[Il passero solitario]. «Idilio» en tres estrofas de Giacomo Leopardi (1798-1837), compuesto quizás entre 1819 y 1821, acaso modificado luego y publicado con los Cantos (v.) de 1835.
Motivo antiguo este de El pájaro solitario (que tiene ya su «fabulita» en su calificación de solitario) que aparece ya al final del Salmo CI (8); «Vigilavi et factus sum sicut passer solitarius in tecto»; y Petrarca había cantado también «Passer mai solitario in alcun tetto/ Non fu quant’io» [«Jamás pájaro en tejado alguno se halló solitario/como yo»], donde la comparación está ya manifiesta; se pueden citar también, como se ha hecho, un pasaje del Morgante (v.) (XIV, 60): «La passer penserosa e solitaria/Che sol con seco starsi si diletta» [«La pajarilla pensativa y solitaria/que no se deleita sino estando sola consigo»]; el estrambote en que Panfilo Sasso dice de sí: «Come fa il passer solitario i’volo /Piangendo la mia cruda e trista sorte» [«Como hace el pájaro solitario yo vuelo/ Llorando mi cruda y triste suerte»]; etc.
E infinitos ejemplos se podrían añadir; también en el capítulo de Benvenuto Cellini sobre la prisión se lee: «Cantava un passer solitario forte/Sopra la rocca, etc.» [«Cantaba fuerte un pájaro solitario/sobre la roca»]. Pero se puede decir que este motivo llega a su madurez suprema en el canto dé Leopardi, que profundizó en él, creando en torno al pájaro solitario el paisaje ideal, así de campos y horizontes como de estación, y estableciendo al mismo tiempo una relación novísima entre la fiesta y la primavera, entre la juventud y la nueva época del año.
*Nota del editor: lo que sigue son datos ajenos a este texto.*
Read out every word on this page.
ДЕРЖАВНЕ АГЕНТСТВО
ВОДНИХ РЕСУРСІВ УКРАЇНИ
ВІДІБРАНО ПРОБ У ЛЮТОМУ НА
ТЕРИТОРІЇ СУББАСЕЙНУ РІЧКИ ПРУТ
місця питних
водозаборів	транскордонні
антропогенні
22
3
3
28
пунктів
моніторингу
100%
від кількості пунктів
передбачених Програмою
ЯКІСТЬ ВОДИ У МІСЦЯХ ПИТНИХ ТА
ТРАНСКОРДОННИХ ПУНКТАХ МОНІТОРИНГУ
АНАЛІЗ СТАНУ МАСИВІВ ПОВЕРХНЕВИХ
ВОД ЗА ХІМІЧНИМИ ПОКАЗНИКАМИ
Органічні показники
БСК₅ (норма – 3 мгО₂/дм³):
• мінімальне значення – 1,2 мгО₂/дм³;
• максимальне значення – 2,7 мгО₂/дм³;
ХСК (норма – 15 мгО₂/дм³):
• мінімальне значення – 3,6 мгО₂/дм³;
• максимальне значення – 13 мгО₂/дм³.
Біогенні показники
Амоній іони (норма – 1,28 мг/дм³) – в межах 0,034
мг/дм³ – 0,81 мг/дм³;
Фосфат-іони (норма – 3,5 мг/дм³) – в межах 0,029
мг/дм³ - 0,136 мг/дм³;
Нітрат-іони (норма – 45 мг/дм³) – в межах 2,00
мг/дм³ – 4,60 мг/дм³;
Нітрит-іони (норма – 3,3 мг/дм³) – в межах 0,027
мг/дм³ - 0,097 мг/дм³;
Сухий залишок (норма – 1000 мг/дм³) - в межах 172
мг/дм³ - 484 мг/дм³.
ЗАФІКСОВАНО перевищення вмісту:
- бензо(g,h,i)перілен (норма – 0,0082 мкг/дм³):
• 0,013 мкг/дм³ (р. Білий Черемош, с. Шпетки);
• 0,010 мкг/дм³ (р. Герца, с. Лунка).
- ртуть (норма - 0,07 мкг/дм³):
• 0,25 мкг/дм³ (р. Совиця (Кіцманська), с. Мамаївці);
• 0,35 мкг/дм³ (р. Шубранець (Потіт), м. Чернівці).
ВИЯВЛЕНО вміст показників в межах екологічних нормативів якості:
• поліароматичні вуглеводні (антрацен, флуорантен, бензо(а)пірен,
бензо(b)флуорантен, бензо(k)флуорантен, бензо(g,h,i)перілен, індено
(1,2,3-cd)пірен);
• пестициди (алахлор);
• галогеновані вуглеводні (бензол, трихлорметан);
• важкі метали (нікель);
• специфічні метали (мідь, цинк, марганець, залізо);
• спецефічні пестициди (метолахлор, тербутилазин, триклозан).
Los aspectos naturales de las cosas, los acontecimientos de la tierra, son siempre tomados por Giacomo Leopardi como una representación de su suerte humana, como si la naturaleza, con ritos de aire, de luz, de plantas, de campos, de montes, narrase la vida dolorosa del poeta. Y como sus afectos son tanto más profundos cuanto menos diversos, la materia del arte leopardiano es como una serie de variaciones (que tiene el rigor esencial de las variaciones sinfónicas) en torno a pocos temas fundamentales, todos los cuales después, con mayor o menor relieve, con más o menos intensidad, son recordados en cada poesía.
Aquí, el pájaro y la primavera traducen en formas-de canto y de paisaje un día de fiesta, la escena de la soledad elegiaca, como se representa en el ánimo de Giacomo Leopardi.